Summary
The Portugal Golden Visa is one of Europe’s leading residency-by-investment programs, offering minimal stay requirements, EU mobility, and a path to citizenship. Yet in 2025, confusion persists — from outdated real estate routes to myths about automatic citizenship. These misconceptions cost investors time, money, and opportunities. This article debunks the 12 most common myths, clarifies the rules after recent reforms, and shows why Portugal remains one of the most stable and credible residency-by-investment programs in Europe, especially when compared with Greece and Italy.
Main Insights
- No real estate route → Since 2023, eligibility is limited to regulated funds, research, and cultural support.
- Five-year track → Portugal offers one of the shortest timelines in Europe for citizenship.
- Flexible residency → The Golden Visa requires only minimal physical presence, allowing investors to maintain their global lifestyle.
- Full EU rights → Naturalised citizens receive the same passport, protections, and mobility as Portuguese by birth.
Misconception 1: Obtaining citizenship by buying real estate
Many investors still believe that buying property in Lisbon or Porto qualifies them for the Golden Visa.
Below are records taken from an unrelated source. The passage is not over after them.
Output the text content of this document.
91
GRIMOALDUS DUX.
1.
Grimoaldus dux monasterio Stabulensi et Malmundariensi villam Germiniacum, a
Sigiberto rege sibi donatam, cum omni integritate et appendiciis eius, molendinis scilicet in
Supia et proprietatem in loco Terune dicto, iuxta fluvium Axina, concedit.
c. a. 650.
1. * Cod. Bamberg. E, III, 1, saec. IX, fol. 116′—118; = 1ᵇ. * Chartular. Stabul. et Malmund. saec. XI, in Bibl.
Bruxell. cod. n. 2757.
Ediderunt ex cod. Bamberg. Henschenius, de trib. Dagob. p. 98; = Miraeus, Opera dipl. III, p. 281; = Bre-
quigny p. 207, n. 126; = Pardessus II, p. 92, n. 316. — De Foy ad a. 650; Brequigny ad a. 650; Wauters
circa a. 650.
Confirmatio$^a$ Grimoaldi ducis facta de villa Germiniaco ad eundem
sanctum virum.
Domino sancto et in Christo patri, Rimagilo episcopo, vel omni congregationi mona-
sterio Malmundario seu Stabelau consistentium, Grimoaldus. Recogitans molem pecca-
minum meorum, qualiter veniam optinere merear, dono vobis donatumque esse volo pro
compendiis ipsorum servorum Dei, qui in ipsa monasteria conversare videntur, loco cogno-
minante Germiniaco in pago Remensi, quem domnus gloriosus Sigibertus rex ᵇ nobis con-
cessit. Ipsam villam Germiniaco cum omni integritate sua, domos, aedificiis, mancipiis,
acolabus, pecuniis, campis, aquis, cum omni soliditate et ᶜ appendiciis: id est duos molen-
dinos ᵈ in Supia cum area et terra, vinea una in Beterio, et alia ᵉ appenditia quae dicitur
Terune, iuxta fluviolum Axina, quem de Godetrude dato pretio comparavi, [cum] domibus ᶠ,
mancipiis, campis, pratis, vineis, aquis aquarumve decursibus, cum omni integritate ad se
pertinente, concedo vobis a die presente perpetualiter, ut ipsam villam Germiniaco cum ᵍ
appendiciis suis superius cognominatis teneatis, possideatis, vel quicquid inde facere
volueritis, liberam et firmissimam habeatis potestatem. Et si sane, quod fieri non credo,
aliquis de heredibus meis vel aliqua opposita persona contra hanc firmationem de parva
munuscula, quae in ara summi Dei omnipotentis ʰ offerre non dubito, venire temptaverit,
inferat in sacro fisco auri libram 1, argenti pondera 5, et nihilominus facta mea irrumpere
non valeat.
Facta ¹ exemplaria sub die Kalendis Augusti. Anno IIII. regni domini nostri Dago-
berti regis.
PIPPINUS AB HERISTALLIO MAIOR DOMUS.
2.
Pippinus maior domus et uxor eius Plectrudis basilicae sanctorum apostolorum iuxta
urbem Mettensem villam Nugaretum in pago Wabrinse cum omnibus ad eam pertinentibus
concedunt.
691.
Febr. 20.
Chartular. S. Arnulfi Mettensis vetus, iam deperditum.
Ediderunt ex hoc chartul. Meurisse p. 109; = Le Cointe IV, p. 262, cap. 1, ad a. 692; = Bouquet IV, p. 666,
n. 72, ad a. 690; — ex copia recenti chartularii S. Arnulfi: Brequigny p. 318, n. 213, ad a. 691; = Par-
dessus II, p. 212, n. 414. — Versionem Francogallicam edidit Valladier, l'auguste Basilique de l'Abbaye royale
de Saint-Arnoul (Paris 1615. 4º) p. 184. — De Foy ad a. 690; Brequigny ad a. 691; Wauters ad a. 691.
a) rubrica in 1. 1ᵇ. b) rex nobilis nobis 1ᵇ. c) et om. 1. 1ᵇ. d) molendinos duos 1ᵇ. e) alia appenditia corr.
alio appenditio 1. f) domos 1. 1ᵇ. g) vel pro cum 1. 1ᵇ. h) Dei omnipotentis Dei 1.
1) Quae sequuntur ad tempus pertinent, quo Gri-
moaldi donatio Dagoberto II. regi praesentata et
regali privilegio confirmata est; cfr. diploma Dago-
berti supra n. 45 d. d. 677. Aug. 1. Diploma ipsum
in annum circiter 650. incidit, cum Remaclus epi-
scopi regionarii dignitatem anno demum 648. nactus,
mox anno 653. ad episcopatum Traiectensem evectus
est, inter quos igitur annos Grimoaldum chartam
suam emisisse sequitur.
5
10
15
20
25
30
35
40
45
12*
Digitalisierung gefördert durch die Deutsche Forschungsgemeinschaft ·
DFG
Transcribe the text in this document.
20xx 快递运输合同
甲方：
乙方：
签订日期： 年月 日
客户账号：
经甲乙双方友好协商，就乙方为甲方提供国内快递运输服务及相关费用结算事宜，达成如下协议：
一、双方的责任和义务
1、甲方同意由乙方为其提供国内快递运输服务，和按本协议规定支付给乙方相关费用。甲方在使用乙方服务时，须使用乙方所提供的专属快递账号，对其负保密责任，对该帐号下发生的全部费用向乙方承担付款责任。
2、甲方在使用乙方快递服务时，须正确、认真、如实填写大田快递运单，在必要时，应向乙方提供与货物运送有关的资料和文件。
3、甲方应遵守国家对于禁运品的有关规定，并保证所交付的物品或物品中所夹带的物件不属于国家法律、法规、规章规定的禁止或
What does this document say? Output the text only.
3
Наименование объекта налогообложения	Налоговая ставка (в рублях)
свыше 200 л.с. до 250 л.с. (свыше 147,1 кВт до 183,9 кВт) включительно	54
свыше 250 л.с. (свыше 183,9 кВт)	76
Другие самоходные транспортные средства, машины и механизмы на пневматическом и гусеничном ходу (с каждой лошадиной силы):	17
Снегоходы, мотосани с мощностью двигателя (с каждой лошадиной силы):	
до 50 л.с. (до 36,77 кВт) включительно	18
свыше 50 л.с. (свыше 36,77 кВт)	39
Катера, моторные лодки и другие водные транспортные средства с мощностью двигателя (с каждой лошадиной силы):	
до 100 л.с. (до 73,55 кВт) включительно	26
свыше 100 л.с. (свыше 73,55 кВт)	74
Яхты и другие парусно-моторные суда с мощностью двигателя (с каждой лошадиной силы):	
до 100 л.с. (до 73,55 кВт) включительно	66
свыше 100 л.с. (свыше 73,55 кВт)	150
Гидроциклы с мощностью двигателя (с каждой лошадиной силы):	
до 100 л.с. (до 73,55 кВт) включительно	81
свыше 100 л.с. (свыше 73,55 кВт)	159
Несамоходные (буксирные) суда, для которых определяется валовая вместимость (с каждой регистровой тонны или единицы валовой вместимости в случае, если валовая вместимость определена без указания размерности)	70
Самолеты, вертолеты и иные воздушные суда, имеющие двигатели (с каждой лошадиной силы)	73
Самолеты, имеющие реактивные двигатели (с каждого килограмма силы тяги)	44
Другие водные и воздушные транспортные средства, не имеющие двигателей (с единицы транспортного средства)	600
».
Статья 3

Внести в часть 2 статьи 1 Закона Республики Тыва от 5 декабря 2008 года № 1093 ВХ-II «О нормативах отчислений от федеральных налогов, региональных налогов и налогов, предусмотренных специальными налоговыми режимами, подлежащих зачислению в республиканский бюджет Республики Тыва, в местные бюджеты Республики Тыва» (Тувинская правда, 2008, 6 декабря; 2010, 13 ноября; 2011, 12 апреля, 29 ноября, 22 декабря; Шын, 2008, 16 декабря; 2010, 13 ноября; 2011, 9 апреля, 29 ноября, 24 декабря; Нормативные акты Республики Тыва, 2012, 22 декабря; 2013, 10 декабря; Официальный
This has not been the case since October 2023, when the Portuguese government enacted the Mais Habitação reform (Law 56/2023), which eliminated all real estate and capital transfer options.
The Reality:
- Portugal eliminated all real estate-based options from the Golden Visa.
- Current eligible options, as clarified in legal commentary on Law 56/2023, include:
- €500,000 in regulated private equity or venture capital funds (non-real-estate funds, ≥5-year maturity, 60% invested in Portuguese companies).
- €250,000 transfer of capital to support artistic production or the restoration of cultural heritage (generally non-refundable cultural support).
- €500,000 in research and development (R&D) activities.
- Business and job creation: incorporation of a company with at least 10 new full-time jobs (or, in specific cases, €500,000 company capitalization combined with the creation or maintenance of at least 5–10 permanent jobs).
Why the Change?
The European Commission has repeatedly criticized real-estate-linked residency programs for fueling property speculation. By moving to funds, innovation, and culture, Portugal aligned its program with EU priorities and improved long-term credibility.
Misconception 2: Investors can apply without a local lawyer or representative
Because application forms are available online, some believe they can apply independently.
The Reality:
- Applications involve apostilled documents, certified translations, and direct communication with AIMA (Agência para a Integração, Migrações e Asilo).
- Errors — even small — can lead to significant delays in the process.
- A local lawyer makes sure you follow Portuguese law and talks to the authorities on your behalf.